The adults are almost universally winsome. Howey puts Georgia’s charm on full display with a crackling undercurrent of danger and wit (no doubt the blueprint of what should’ve been Tully in Firefly Lane, but that show made its bed). Porter is ever the all-American small town crush, including a brief cosplay as Clark Kent — a moral compass that would make Steve Rogers proud. Any time Schitt’s Creek‘s Jennifer Robertson shows up for a suburban-mom-wine-down is top-notch, guaranteed, and Raymond Ablack’s take on aloof diner-owner-in-plaid adds a warmth that more scenes could benefit from. 

Despite Gentry’s best efforts to endear her character to us, Ginny often comes across as a raging brat. All of the show’s teens are going through Something with a capital S: Proud lesbian Max (an effervescent Sara Weisglass) craves love; Abby (Katie Douglas) experiences body dysmorphia; and Ginny’s de facto Jess Mariano problematic crush Marcus (Felix Mallard) is still grieving his best friend and coping by acting out.

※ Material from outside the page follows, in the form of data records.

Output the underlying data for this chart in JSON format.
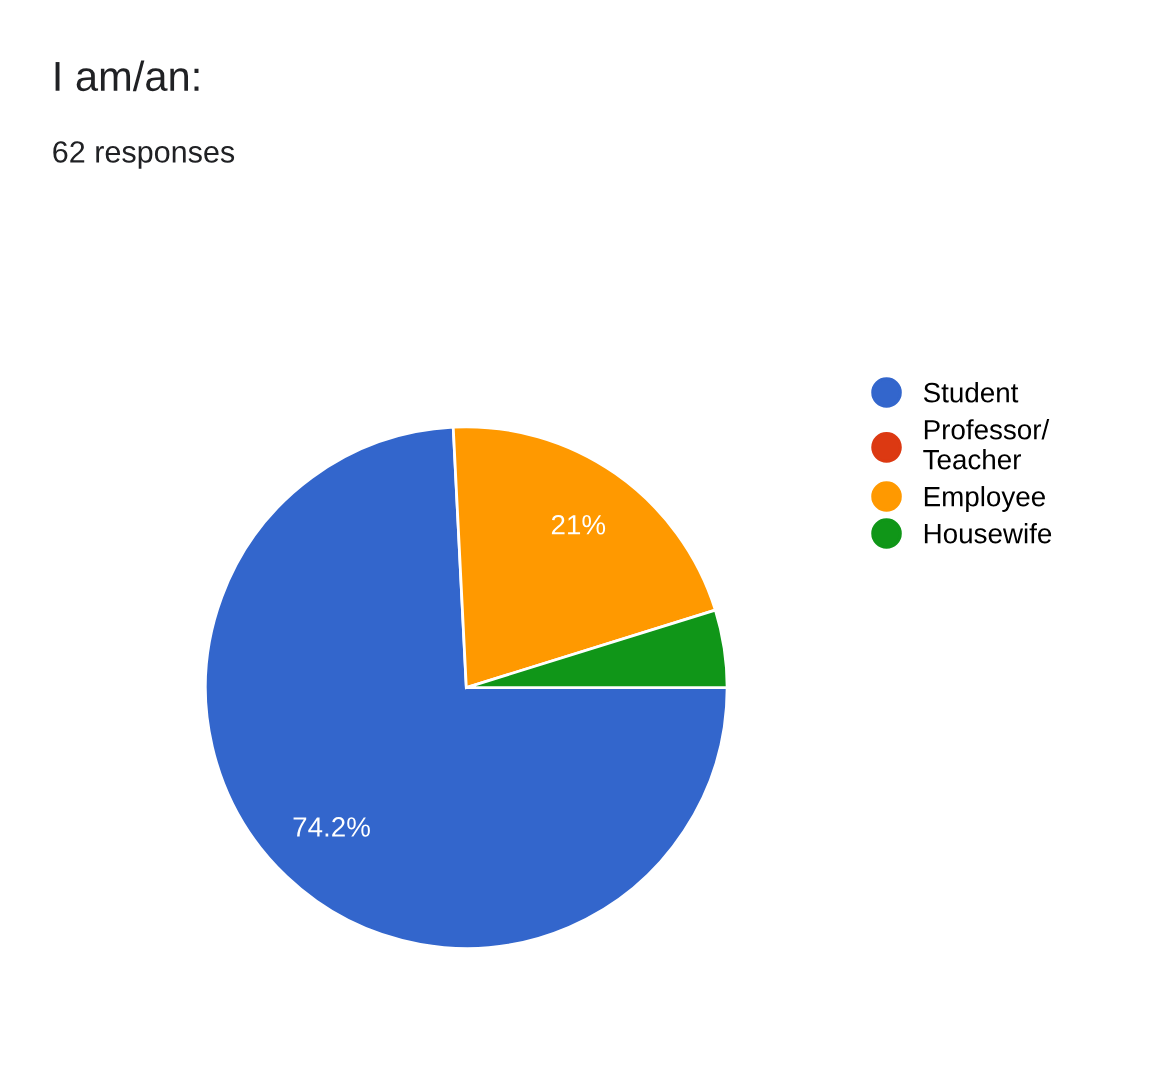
{
  "chart_data": {
    "type": "pie",
    "title": "I am/an:",
    "subtitle": "62 responses",
    "categories": [
      "Student",
      "Professor/\nTeacher",
      "Employee",
      "Housewife"
    ],
    "values": [
      74.2,
      0,
      21,
      4.8
    ],
    "colors": [
      "#3366cc",
      "#dc3912",
      "#ff9900",
      "#109618"
    ],
    "value_labels": [
      "74.2%",
      null,
      "21%",
      null
    ],
    "legend": "right"
  }
}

But the show does a disservice to all of them by sweeping these things under the rug, applying band-aids and distractions that leave the characters feeling incomplete. They do sound like real teens in that real teens sound bizarre to an outsider — jumping between feelings and energies, going out of their way to sound adult and cool even to each other. (They also explain social media a lot which feels like a lesson for older audience members more than anything.) Ginny addresses her confusing emotions by lashing out constantly at Georgia, ultimately amounting to a character whose side it’s tough to take. 

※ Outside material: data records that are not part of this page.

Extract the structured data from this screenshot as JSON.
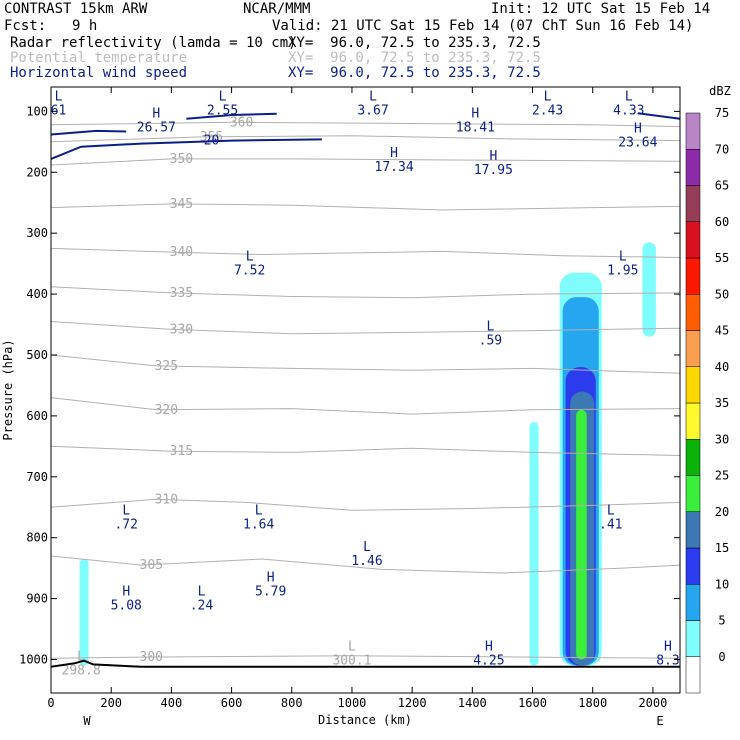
{
  "header": {
    "model": "CONTRAST 15km ARW",
    "center": "NCAR/MMM",
    "init": "Init: 12 UTC Sat 15 Feb 14",
    "fcst_label": "Fcst:",
    "fcst_value": "9 h",
    "valid": "Valid: 21 UTC Sat 15 Feb 14 (07 ChT Sun 16 Feb 14)",
    "fields": [
      {
        "name": "Radar reflectivity (lamda = 10 cm)",
        "xy": "XY=  96.0, 72.5 to 235.3, 72.5",
        "color": "#000000"
      },
      {
        "name": "Potential temperature",
        "xy": "XY=  96.0, 72.5 to 235.3, 72.5",
        "color": "#bdbdbd"
      },
      {
        "name": "Horizontal wind speed",
        "xy": "XY=  96.0, 72.5 to 235.3, 72.5",
        "color": "#0a1f8a"
      }
    ]
  },
  "chart_data": {
    "type": "cross-section",
    "xlabel": "Distance (km)",
    "ylabel": "Pressure (hPa)",
    "xlim": [
      0,
      2090
    ],
    "ylim": [
      1055,
      60
    ],
    "x_ticks": [
      0,
      200,
      400,
      600,
      800,
      1000,
      1200,
      1400,
      1600,
      1800,
      2000
    ],
    "y_ticks": [
      100,
      200,
      300,
      400,
      500,
      600,
      700,
      800,
      900,
      1000
    ],
    "x_end_labels": {
      "left": "W",
      "right": "E"
    },
    "colorbar": {
      "unit": "dBZ",
      "levels": [
        "0",
        "5",
        "10",
        "15",
        "20",
        "25",
        "30",
        "35",
        "40",
        "45",
        "50",
        "55",
        "60",
        "65",
        "70",
        "75"
      ],
      "colors": [
        "#ffffff",
        "#7ffdfd",
        "#27a6f0",
        "#2b3cef",
        "#3c78b4",
        "#3cee3c",
        "#0ab20a",
        "#fdf92c",
        "#fdd700",
        "#f8a050",
        "#fd5d00",
        "#fd1800",
        "#d9101f",
        "#953c56",
        "#8c2aa8",
        "#b985c6"
      ]
    },
    "theta_contours": [
      {
        "value": 300,
        "label": "300",
        "points": [
          [
            0,
            998
          ],
          [
            300,
            996
          ],
          [
            1000,
            994
          ],
          [
            1600,
            996
          ],
          [
            2090,
            998
          ]
        ]
      },
      {
        "value": 305,
        "label": "305",
        "points": [
          [
            0,
            830
          ],
          [
            300,
            845
          ],
          [
            700,
            835
          ],
          [
            1100,
            852
          ],
          [
            1500,
            858
          ],
          [
            1900,
            850
          ],
          [
            2090,
            845
          ]
        ]
      },
      {
        "value": 310,
        "label": "310",
        "points": [
          [
            0,
            750
          ],
          [
            350,
            737
          ],
          [
            650,
            742
          ],
          [
            1000,
            755
          ],
          [
            1400,
            752
          ],
          [
            1800,
            747
          ],
          [
            2090,
            742
          ]
        ]
      },
      {
        "value": 315,
        "label": "315",
        "points": [
          [
            0,
            650
          ],
          [
            400,
            658
          ],
          [
            800,
            660
          ],
          [
            1200,
            653
          ],
          [
            1600,
            660
          ],
          [
            2090,
            665
          ]
        ]
      },
      {
        "value": 320,
        "label": "320",
        "points": [
          [
            0,
            570
          ],
          [
            350,
            590
          ],
          [
            800,
            588
          ],
          [
            1200,
            597
          ],
          [
            1600,
            590
          ],
          [
            2090,
            588
          ]
        ]
      },
      {
        "value": 325,
        "label": "325",
        "points": [
          [
            0,
            500
          ],
          [
            350,
            518
          ],
          [
            800,
            522
          ],
          [
            1200,
            525
          ],
          [
            1600,
            522
          ],
          [
            2090,
            530
          ]
        ]
      },
      {
        "value": 330,
        "label": "330",
        "points": [
          [
            0,
            445
          ],
          [
            400,
            458
          ],
          [
            800,
            465
          ],
          [
            1200,
            463
          ],
          [
            1600,
            460
          ],
          [
            2090,
            456
          ]
        ]
      },
      {
        "value": 335,
        "label": "335",
        "points": [
          [
            0,
            388
          ],
          [
            400,
            398
          ],
          [
            800,
            404
          ],
          [
            1200,
            406
          ],
          [
            1600,
            400
          ],
          [
            2090,
            398
          ]
        ]
      },
      {
        "value": 340,
        "label": "340",
        "points": [
          [
            0,
            325
          ],
          [
            400,
            331
          ],
          [
            700,
            335
          ],
          [
            1300,
            330
          ],
          [
            1700,
            337
          ],
          [
            2090,
            340
          ]
        ]
      },
      {
        "value": 345,
        "label": "345",
        "points": [
          [
            0,
            258
          ],
          [
            400,
            252
          ],
          [
            800,
            254
          ],
          [
            1300,
            262
          ],
          [
            1800,
            258
          ],
          [
            2090,
            256
          ]
        ]
      },
      {
        "value": 350,
        "label": "350",
        "points": [
          [
            0,
            188
          ],
          [
            400,
            178
          ],
          [
            800,
            178
          ],
          [
            1400,
            180
          ],
          [
            2090,
            182
          ]
        ]
      },
      {
        "value": 355,
        "label": "355",
        "points": [
          [
            0,
            150
          ],
          [
            500,
            142
          ],
          [
            1000,
            140
          ],
          [
            1500,
            145
          ],
          [
            2090,
            148
          ]
        ]
      },
      {
        "value": 360,
        "label": "360",
        "points": [
          [
            0,
            122
          ],
          [
            600,
            118
          ],
          [
            1200,
            120
          ],
          [
            1800,
            122
          ],
          [
            2090,
            125
          ]
        ]
      }
    ],
    "wind_contours": [
      {
        "value": 20,
        "label": "20",
        "points": [
          [
            0,
            178
          ],
          [
            100,
            158
          ],
          [
            300,
            153
          ],
          [
            600,
            148
          ],
          [
            900,
            146
          ]
        ]
      },
      {
        "value": 20,
        "label": "20",
        "points": [
          [
            0,
            138
          ],
          [
            150,
            132
          ],
          [
            250,
            133
          ]
        ]
      },
      {
        "value": 20,
        "label": "20",
        "points": [
          [
            450,
            112
          ],
          [
            600,
            106
          ],
          [
            750,
            104
          ]
        ]
      },
      {
        "value": 20,
        "label": "20",
        "points": [
          [
            1950,
            103
          ],
          [
            2090,
            112
          ]
        ]
      }
    ],
    "reflectivity_cells": [
      {
        "level": "5",
        "x": [
          1590,
          1620
        ],
        "p": [
          610,
          1010
        ]
      },
      {
        "level": "5",
        "x": [
          95,
          125
        ],
        "p": [
          835,
          1010
        ]
      },
      {
        "level": "5",
        "x": [
          1965,
          2010
        ],
        "p": [
          315,
          470
        ]
      },
      {
        "level": "5",
        "x": [
          1690,
          1830
        ],
        "p": [
          365,
          1010
        ]
      },
      {
        "level": "10",
        "x": [
          1700,
          1820
        ],
        "p": [
          405,
          1010
        ]
      },
      {
        "level": "15",
        "x": [
          1710,
          1810
        ],
        "p": [
          520,
          1010
        ]
      },
      {
        "level": "20",
        "x": [
          1725,
          1805
        ],
        "p": [
          560,
          1010
        ]
      },
      {
        "level": "25",
        "x": [
          1745,
          1780
        ],
        "p": [
          590,
          1000
        ]
      }
    ],
    "extrema": [
      {
        "kind": "L",
        "value": "61",
        "x": 25,
        "p": 82
      },
      {
        "kind": "H",
        "value": "26.57",
        "x": 350,
        "p": 110
      },
      {
        "kind": "L",
        "value": "2.55",
        "x": 570,
        "p": 82
      },
      {
        "kind": "L",
        "value": "3.67",
        "x": 1070,
        "p": 82
      },
      {
        "kind": "H",
        "value": "18.41",
        "x": 1410,
        "p": 110
      },
      {
        "kind": "L",
        "value": "2.43",
        "x": 1650,
        "p": 82
      },
      {
        "kind": "L",
        "value": "4.33",
        "x": 1920,
        "p": 82
      },
      {
        "kind": "H",
        "value": "23.64",
        "x": 1950,
        "p": 135
      },
      {
        "kind": "H",
        "value": "17.34",
        "x": 1140,
        "p": 175
      },
      {
        "kind": "H",
        "value": "17.95",
        "x": 1470,
        "p": 180
      },
      {
        "kind": "L",
        "value": "7.52",
        "x": 660,
        "p": 345
      },
      {
        "kind": "L",
        "value": "1.95",
        "x": 1900,
        "p": 345
      },
      {
        "kind": "L",
        "value": ".59",
        "x": 1460,
        "p": 460
      },
      {
        "kind": "L",
        "value": ".72",
        "x": 250,
        "p": 762
      },
      {
        "kind": "L",
        "value": "1.64",
        "x": 690,
        "p": 762
      },
      {
        "kind": "L",
        "value": "1.46",
        "x": 1050,
        "p": 822
      },
      {
        "kind": "L",
        "value": ".41",
        "x": 1860,
        "p": 762
      },
      {
        "kind": "H",
        "value": "5.08",
        "x": 250,
        "p": 895
      },
      {
        "kind": "L",
        "value": ".24",
        "x": 500,
        "p": 895
      },
      {
        "kind": "H",
        "value": "5.79",
        "x": 730,
        "p": 872
      },
      {
        "kind": "L",
        "value": "300.1",
        "x": 1000,
        "p": 985
      },
      {
        "kind": "H",
        "value": "4.25",
        "x": 1455,
        "p": 985
      },
      {
        "kind": "H",
        "value": "8.3",
        "x": 2050,
        "p": 985
      },
      {
        "kind": "L",
        "value": "298.8",
        "x": 100,
        "p": 1002
      }
    ],
    "terrain": [
      [
        0,
        1012
      ],
      [
        80,
        1006
      ],
      [
        110,
        1002
      ],
      [
        140,
        1008
      ],
      [
        300,
        1012
      ],
      [
        2090,
        1012
      ]
    ]
  }
}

Everyone here needs better friends.

Everyone here needs better friends.


Ginny misbehaves more or less because she thinks her mom is “psycho” (admittedly not a baseless accusation). But you get the sense that Ginny acts the part of nightmare teen because she thinks she’s supposed to, not because she wants to (the same goes for the sex). She also doesn’t learn. There’s nothing wrong with an unlikable lead character if you can make it work, but when Ginny’s lies and malice come to a head, she just doubles down instead of repenting. It takes 10 episodes for Georgia to declare in an argument that she doesn’t know her daughter — and the audience never did.

The show does consistently address Ginny’s racial identity, something prioritized early on by director and executive producer Anya Adams. Ginny is one of the only Black students in school, singled out overtly by some and more insidiously by others. Being biracial, she never feels completely at ease, including with her white mother. Surprisingly, she does not give Georgia too much grief about this, instead choosing to discuss it with her visiting father (Nathan Mitchell) and accepting what her shiny new friends can and cannot offer.

There’s a lot that feels off in a first viewing of Ginny & Georgia: The nonexistent chemistry between Ginny and Marcus, the forgettable interlude with Georgia’s secret sister (gasp!), the truth about Georgia’s ex (and other ex). But in between there is the magnetism of Georgia and anyone she meets, Max’s tenderness, the rollercoaster of adolescent female friendship. It won’t all make sense in the moment, but it settles well enough after 10 episodes. Even the predictability nets out to an enjoyable binge, and the finale has potential to actual surprise us in the future. 

Ginny & Georgia is now streaming on Netflix.